“Call me Ishmael.”
Legal scholarship is in many ways like whaling. We don’t use harpoons, except in especially contentious symposia. And most of the mammalian harm is emotional, rather than physical. But there are many similarities.
1. Whales, Once Abundant, Are Disappearing
In the early days of legal scholarship, novel ideas were abundant. Blackstone, Story, and Kent were out there as background, but there was much unexplored territory—both general theoretical work and summaries of the law. Whales were abundant. Today, the major theoretical positions have been staked out ad infinitum, summaries and restatements of the law are abundant, and the few remaining whales lie on the edges—inspired primarily by new developments in technology and markets.
Much of today’s scholarship merely applies old ideas to new marginal questions. (Witness the work of many late-arriving law-and-economics and critical-legal-studies scholars.) The number of truly novel ideas is dwindling; most of the whales are gone.
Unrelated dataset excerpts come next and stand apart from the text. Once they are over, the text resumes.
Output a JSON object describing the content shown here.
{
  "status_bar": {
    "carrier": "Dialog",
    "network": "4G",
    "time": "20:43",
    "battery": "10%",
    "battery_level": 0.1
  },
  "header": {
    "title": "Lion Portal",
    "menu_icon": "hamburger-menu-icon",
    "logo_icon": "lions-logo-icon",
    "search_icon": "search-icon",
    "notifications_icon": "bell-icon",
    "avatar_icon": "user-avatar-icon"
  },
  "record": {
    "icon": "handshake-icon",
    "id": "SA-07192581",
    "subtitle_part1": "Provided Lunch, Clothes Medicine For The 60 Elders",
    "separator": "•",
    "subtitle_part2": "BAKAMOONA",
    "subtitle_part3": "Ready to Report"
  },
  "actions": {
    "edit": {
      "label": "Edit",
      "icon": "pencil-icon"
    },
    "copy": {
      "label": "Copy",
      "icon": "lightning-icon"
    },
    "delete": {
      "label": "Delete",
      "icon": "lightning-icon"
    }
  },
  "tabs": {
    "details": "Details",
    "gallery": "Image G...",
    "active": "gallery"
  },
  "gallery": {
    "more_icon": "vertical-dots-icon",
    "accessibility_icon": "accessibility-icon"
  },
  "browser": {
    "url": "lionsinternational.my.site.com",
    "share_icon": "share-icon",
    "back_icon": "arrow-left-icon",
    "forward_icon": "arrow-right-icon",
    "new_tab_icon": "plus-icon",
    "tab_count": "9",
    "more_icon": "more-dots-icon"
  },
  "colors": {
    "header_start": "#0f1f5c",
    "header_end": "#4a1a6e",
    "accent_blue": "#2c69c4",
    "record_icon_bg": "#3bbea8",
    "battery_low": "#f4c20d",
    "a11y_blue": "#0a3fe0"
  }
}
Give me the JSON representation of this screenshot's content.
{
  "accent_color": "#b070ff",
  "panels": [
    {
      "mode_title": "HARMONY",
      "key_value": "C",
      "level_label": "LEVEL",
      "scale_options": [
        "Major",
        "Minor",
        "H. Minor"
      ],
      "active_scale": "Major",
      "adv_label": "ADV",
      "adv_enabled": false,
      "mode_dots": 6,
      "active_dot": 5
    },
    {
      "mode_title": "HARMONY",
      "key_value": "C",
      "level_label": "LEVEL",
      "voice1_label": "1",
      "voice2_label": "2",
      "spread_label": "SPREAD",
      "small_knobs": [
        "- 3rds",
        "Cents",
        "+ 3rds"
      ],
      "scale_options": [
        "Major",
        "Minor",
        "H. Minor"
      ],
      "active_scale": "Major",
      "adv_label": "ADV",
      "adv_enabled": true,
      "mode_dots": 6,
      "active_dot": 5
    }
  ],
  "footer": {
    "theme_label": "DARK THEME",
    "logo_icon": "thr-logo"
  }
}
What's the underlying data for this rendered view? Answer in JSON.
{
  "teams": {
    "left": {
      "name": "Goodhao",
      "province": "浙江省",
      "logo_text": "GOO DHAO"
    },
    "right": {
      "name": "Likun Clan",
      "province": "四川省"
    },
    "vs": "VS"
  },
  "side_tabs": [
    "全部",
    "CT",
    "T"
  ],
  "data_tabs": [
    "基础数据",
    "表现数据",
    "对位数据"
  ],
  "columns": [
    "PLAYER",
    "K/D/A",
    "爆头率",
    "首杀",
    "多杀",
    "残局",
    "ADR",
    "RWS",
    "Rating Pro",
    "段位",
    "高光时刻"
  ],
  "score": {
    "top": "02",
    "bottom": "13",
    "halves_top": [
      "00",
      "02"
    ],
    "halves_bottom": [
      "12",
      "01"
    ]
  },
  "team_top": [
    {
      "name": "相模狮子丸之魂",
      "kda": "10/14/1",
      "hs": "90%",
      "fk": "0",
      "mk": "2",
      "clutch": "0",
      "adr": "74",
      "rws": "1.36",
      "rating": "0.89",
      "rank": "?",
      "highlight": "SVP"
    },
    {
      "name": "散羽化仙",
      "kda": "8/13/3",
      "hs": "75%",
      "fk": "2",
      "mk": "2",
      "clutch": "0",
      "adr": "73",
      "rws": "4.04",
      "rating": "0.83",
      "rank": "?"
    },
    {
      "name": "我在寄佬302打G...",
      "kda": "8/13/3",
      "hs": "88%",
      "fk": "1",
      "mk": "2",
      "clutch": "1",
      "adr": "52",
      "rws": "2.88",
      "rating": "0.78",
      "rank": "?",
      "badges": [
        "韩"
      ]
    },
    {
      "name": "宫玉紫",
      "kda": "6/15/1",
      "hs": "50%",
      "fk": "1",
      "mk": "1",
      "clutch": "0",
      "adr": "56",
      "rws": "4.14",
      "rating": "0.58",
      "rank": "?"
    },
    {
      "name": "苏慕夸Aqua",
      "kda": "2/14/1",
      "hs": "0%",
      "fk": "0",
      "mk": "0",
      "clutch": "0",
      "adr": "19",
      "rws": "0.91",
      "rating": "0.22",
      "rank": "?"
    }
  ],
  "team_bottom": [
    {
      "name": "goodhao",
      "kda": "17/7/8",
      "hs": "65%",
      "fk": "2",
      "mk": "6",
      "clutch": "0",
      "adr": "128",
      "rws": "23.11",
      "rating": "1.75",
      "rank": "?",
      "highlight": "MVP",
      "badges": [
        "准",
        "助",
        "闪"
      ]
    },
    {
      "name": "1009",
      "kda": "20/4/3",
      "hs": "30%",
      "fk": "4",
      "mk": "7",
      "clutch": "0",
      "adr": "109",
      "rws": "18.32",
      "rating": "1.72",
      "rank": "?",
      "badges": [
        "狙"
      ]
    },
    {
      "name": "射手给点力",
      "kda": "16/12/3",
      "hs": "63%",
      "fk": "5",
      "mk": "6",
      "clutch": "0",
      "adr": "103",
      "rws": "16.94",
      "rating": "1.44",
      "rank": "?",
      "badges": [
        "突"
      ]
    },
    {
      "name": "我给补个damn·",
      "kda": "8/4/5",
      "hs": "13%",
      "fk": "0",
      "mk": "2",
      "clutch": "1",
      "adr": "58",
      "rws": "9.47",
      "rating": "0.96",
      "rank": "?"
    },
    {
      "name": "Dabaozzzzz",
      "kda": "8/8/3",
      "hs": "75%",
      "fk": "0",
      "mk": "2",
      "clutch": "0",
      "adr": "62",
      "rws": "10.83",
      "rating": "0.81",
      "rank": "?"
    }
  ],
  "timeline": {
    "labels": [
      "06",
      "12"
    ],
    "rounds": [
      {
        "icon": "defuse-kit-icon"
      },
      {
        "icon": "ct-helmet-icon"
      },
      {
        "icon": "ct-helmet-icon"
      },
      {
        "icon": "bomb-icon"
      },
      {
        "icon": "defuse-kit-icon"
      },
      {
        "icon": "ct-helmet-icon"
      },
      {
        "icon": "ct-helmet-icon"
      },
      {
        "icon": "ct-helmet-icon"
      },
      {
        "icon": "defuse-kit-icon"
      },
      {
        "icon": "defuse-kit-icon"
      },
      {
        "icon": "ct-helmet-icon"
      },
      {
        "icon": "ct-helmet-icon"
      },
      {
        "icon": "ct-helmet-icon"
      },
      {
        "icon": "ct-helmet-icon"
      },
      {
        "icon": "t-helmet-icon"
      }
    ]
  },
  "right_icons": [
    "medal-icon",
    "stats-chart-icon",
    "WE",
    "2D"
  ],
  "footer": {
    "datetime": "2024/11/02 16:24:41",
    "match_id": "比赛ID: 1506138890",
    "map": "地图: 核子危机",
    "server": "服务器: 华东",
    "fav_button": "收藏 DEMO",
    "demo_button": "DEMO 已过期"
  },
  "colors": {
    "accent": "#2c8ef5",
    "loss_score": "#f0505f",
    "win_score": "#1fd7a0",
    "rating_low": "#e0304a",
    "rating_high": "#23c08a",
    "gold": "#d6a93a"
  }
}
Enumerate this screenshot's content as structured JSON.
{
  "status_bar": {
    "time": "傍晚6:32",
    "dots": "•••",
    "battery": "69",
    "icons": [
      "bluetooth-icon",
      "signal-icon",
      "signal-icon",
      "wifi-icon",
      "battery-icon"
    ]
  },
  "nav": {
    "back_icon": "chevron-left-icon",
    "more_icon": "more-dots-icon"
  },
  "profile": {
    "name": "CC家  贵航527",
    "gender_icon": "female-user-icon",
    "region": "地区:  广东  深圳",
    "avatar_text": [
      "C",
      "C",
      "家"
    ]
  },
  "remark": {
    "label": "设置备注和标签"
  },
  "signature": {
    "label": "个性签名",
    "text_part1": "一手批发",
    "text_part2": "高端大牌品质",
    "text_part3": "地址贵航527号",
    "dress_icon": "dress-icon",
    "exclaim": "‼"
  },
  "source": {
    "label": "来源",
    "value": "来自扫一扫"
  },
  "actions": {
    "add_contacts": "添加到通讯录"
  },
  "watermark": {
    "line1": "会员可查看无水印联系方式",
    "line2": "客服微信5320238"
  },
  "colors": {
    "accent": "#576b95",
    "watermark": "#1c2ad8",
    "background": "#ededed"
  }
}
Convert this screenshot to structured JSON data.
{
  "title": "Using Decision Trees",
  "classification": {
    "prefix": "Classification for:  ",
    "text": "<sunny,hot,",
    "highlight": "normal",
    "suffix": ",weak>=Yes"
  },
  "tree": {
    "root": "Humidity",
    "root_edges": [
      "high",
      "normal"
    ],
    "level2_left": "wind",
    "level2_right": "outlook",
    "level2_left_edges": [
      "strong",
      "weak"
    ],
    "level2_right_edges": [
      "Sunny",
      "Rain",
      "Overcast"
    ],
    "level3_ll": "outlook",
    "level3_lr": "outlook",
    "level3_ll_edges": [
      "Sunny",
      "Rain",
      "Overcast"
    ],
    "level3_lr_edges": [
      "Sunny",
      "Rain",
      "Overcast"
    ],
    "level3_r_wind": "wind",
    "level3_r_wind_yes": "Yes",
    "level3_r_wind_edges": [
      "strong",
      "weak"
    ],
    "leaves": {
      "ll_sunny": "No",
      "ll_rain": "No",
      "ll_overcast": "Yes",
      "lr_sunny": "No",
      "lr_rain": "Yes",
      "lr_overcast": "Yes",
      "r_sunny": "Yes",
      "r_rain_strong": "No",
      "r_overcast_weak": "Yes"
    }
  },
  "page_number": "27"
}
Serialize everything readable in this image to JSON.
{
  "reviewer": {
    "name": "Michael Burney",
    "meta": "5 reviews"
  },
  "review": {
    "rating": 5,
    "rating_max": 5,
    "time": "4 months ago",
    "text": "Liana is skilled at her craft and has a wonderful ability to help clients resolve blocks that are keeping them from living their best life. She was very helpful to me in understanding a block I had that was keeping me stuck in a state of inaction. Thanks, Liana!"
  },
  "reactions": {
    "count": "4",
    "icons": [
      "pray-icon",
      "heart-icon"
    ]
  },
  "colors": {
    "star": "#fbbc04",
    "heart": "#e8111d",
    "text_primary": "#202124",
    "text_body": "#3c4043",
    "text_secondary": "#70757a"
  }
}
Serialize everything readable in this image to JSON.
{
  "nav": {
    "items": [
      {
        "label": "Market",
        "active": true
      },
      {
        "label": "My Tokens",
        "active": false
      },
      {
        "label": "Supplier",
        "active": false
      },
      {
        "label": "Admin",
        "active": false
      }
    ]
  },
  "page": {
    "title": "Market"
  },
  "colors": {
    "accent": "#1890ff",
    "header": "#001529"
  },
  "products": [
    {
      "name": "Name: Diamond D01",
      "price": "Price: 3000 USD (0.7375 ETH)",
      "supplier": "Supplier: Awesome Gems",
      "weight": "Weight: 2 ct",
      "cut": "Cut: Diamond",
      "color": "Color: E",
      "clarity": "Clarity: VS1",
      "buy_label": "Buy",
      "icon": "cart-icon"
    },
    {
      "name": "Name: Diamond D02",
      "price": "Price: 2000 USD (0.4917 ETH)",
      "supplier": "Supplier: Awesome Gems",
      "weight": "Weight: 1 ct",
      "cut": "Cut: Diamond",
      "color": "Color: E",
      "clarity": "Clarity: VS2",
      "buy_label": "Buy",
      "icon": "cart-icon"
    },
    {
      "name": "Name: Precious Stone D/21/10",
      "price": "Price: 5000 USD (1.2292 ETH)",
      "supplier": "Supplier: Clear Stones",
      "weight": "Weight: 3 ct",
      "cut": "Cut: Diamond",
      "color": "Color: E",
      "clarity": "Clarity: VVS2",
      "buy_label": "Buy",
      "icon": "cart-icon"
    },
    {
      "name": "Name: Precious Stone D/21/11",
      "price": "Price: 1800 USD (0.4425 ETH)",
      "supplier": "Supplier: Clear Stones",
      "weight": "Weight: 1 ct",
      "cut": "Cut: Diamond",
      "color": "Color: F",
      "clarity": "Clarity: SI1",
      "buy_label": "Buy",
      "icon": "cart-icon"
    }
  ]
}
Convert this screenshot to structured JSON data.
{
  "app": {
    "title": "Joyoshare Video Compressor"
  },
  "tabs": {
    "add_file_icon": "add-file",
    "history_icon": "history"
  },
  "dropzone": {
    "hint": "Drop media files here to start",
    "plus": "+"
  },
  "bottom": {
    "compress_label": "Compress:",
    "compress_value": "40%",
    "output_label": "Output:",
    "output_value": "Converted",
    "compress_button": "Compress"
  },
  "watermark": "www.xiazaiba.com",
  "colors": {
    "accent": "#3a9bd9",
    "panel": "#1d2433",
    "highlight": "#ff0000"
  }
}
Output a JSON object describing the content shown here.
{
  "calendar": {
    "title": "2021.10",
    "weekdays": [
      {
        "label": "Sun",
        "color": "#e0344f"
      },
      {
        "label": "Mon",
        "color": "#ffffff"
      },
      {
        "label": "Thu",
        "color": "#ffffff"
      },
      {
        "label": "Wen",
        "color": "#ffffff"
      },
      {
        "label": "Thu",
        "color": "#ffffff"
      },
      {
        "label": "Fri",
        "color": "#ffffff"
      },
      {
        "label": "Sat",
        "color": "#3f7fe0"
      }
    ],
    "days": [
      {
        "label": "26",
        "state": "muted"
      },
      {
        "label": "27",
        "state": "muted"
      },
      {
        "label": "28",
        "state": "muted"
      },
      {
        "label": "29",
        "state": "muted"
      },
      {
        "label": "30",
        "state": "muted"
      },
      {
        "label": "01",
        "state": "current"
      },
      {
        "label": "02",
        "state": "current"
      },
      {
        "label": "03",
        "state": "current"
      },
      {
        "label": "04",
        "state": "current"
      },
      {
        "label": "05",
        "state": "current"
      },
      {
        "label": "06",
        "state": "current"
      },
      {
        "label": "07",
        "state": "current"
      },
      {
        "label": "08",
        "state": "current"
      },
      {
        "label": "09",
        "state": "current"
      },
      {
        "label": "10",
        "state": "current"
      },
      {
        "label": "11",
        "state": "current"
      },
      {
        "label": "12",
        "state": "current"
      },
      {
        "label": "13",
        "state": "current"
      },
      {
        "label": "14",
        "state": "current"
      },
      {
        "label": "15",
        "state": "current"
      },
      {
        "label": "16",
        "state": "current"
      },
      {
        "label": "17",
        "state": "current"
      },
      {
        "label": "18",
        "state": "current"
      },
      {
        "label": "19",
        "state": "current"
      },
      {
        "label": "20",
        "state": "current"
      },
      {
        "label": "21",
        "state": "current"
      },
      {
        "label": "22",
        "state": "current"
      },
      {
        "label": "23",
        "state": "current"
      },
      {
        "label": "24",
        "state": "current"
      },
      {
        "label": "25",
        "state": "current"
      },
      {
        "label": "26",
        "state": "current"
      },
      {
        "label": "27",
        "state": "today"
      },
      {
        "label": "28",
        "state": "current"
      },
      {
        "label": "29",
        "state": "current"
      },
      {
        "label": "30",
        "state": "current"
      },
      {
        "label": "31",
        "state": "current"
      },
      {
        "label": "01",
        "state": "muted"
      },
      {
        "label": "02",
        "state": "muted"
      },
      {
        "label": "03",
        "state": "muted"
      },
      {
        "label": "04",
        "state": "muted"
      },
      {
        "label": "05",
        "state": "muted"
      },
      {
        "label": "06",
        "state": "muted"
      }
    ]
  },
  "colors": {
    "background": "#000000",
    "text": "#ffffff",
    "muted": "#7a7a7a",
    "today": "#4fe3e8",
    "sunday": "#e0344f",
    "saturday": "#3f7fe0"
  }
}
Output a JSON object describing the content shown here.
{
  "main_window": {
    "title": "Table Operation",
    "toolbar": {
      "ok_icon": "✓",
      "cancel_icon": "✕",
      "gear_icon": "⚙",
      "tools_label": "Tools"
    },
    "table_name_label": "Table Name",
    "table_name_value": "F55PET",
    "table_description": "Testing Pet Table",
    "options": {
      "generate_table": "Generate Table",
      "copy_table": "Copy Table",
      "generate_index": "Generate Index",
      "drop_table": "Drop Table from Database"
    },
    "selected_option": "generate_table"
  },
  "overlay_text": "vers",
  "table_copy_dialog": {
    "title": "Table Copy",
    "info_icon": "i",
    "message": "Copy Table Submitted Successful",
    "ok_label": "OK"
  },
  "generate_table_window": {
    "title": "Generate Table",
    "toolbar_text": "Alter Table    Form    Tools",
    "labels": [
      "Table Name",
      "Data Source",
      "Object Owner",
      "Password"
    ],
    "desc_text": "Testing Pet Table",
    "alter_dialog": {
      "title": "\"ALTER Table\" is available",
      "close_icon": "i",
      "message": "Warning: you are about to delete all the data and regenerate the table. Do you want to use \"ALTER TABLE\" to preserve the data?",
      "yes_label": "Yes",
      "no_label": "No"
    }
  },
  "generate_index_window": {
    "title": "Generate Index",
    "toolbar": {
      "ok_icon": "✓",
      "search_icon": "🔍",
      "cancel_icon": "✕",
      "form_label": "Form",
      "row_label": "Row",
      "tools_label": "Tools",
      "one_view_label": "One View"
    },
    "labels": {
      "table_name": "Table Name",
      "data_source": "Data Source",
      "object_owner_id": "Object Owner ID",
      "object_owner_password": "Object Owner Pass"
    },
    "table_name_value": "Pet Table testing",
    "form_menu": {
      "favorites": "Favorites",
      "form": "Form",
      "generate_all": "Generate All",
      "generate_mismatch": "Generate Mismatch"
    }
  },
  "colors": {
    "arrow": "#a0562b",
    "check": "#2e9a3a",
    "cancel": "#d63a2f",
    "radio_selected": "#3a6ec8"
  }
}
2. To a Desperate Whaler, Everything is a Whale
The whales are rare, but the demand for “cutting-edge” scholarship has not ceased. Tenure at most schools depends on it. And the number of legal writers has increased substantially since those early days. Fewer whales; more whalers.
Faced with this mismatch between expectations and possibilities, the tendency is to call anything one finds in the ocean—down to the smallest minnow—a whale. How many times have you read an introduction claiming to offer a significant contribution to the literature, only to find a relatively trivial point? And sometimes the conclusion is not just trivial, but clearly incorrect. Not even a fish or a whale; just an old shoe.
3. Chasing White Whales
“Towards thee I roll, thou all-destroying but unconquering whale; to the last I grapple with thee, for hell’s heart I stab at thee; for hate’s sake I spit my last breath at thee.”
Some scholars spend their entire careers chasing the elusive white whale—the profound insight that all their predecessors have missed that will rock the legal world. It sometimes happens, but only rarely. Most claims of white whales are wrong. And many of us toil on, wasting time on grand theories that ultimately prove unsuccessful, when we might have made useful contributions of a more pedestrian variety.
4. If You Do Catch a Whale, Spend the Rest of Your Life Talking About It
If Ahab had caught the white whale, he would have spent the rest of his life in front of the stove describing his conquest to anyone who would listen. (This is a familiar scene to those of you who know people who love to fish.) The same thing sometimes happens to the few legal scholars who do come up with a profound insight. They spend the rest of their careers applying that insight in marginally different ways.
5. If You Can’t Find a Whale, Talk About Whaling
Some people realize they’re not going to find a whale, so they spend much of their time talking about whaling—criticizing other people’s scholarship; writing about legal scholarship and the publication process. It’s much easier than actually trying to find a whale yourself. Mea culpa.
[The quotes, for those not familiar with the work, are from Herman Melville’s Moby Dick. And, if you’re not familiar with Moby Dick, why not? It’s a masterpiece.]